Now that I live in Costa Rica, in a tropical environment I have learned to live with them, yes, we share the same house and facilities.  Unbelievably, we live in total harmony with them, some sort of unity in diversity.

Some people say that having geckos in your house is a good omen; whether that is true or not, I believe they are great roommates, simply because they control the insect population in your home.  Of course, this comment is somehow difficult to understand until you see this picture…

You might not like lizards, but you have to admit that some of them are cool, and geckos belong to the lizard family.  These gecko guys have an astonishing ability to climb, so amazing that they can cross a glass window, scurry up a wall, and even walk along the ceiling.  Can you think of another creature able to do that?  I can't; that is why I like them so much.    

Geckos are equipped with “tools” that only geckos possess!
When we think about geckos climbing a well-polished glass window, we have to discard the possibility that the glass has crevices for them to climb.  The suction theory is not possible either because the gecko’s feet do not have a cup shape to push out air; friction might work for the wall, but not on the ceiling; sticky feet could  work, but the feet do not have any glands to produce a glue-like substance.

How can they do it?  Well, some scientists have analyzed closely and thoroughly the gecko feet, in order to find a good explanation for this amazing ability, and they have come up with the theory that the magic lies in the interaction between the molecules.  This is what scientists call van der Waals force.  For geckos, being able to stick to the wall, or walk across the ceiling does not necessarily depend on, what the gecko toes are made of, but the shape.  Each toe has a network of millions of tiny hairs; at the end of each hair, there are thousands of tiny pads.  There is a very amazing, and very small attraction between each tiny pad and the molecules on the surface beneath or above the foot; however, the force is multiplied by having millions of tiny molecular attractions.  I could actually say that those tiny pads acted like hooks.  A gecko can even hang by a single toe, and some researchers, say that if all the pads of a gecko were touching the surface at the same time, the gecko could hold almost 300 pounds.  That is what I call GECKO POWER!

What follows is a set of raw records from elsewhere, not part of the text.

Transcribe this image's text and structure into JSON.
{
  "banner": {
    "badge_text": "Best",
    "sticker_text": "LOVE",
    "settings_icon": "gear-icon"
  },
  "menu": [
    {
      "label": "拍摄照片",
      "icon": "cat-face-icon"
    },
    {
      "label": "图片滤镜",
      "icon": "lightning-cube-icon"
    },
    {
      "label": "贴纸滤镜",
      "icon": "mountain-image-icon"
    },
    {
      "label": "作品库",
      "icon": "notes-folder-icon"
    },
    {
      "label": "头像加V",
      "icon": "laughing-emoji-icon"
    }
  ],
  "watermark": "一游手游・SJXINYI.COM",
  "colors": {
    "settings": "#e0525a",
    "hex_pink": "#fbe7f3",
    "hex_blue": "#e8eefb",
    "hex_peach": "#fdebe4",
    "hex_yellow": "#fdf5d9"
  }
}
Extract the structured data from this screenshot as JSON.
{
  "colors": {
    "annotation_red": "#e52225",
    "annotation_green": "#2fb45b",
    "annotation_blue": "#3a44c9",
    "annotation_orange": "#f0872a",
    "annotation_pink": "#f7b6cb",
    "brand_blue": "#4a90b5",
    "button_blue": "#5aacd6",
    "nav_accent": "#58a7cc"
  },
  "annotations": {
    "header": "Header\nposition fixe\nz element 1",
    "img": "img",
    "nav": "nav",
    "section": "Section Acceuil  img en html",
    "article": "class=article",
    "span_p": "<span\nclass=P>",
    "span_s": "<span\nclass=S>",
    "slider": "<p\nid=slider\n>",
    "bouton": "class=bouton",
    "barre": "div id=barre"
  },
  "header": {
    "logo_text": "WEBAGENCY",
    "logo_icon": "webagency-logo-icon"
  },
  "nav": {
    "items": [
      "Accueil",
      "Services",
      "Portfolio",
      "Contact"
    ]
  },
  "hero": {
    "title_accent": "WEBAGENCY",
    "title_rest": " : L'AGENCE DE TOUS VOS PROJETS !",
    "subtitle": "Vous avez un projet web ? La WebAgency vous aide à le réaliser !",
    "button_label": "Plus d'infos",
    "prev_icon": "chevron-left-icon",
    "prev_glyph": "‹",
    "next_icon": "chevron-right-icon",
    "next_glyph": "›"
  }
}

Geckos can be found on almost every continent except in Antarctica; they do a lot of good; they play a major role making our lives and environment more comfortable, as they include in their diet cockroaches, mosquitoes, termites, and a wide array of insects.  Geckos have three very distinctive characteristics; one is the ability to camouflage by changing their color that helps them to blend with the environment while looking for food; they also change colors to reflect emotions such as fear, excitement, or anger.  The second impressive characteristic is their detachable tail; when they are touched or bitten by one of their predators, they just drop the tail and escape; subsequently, they grow a new tail.  The third amazing characteristic they have is the ability to change the aperture of the pupil to a single vertical row of pinhole openings in bright sunlight, making the iris resembling the color of their skin in order to increase their camouflage.  Talk about being fitted to survive!
Have you heard the “chuck, Chuck” sound that seems to be unique to geckos?  The first time I heard it, I thought it was coming from a larger animal, but to my surprise, it was coming from a tiny gecko.  They make this noise when they are defending a good feeding territory, or when they are calling their mates.  The female geckos normally lay eggs two at a time; however, females lay their eggs somewhat collectively in secure places; I imagine they feel more sheltered in community.  The incubation usually takes 5-8 weeks, and their lives span may be 7-9 years.    

We enjoy our geckos, their swift movement on the wall, the bird-like sound; their chuck, chuck call, and the amount of mosquitoes and cockroaches they devour make them our favorite house lizard.  
Costa Rica harbors nine species of geckos out of the 750 species worldwide.  On your next vacation to this tropical paradise, make sure you get to enjoy them and take some pictures home.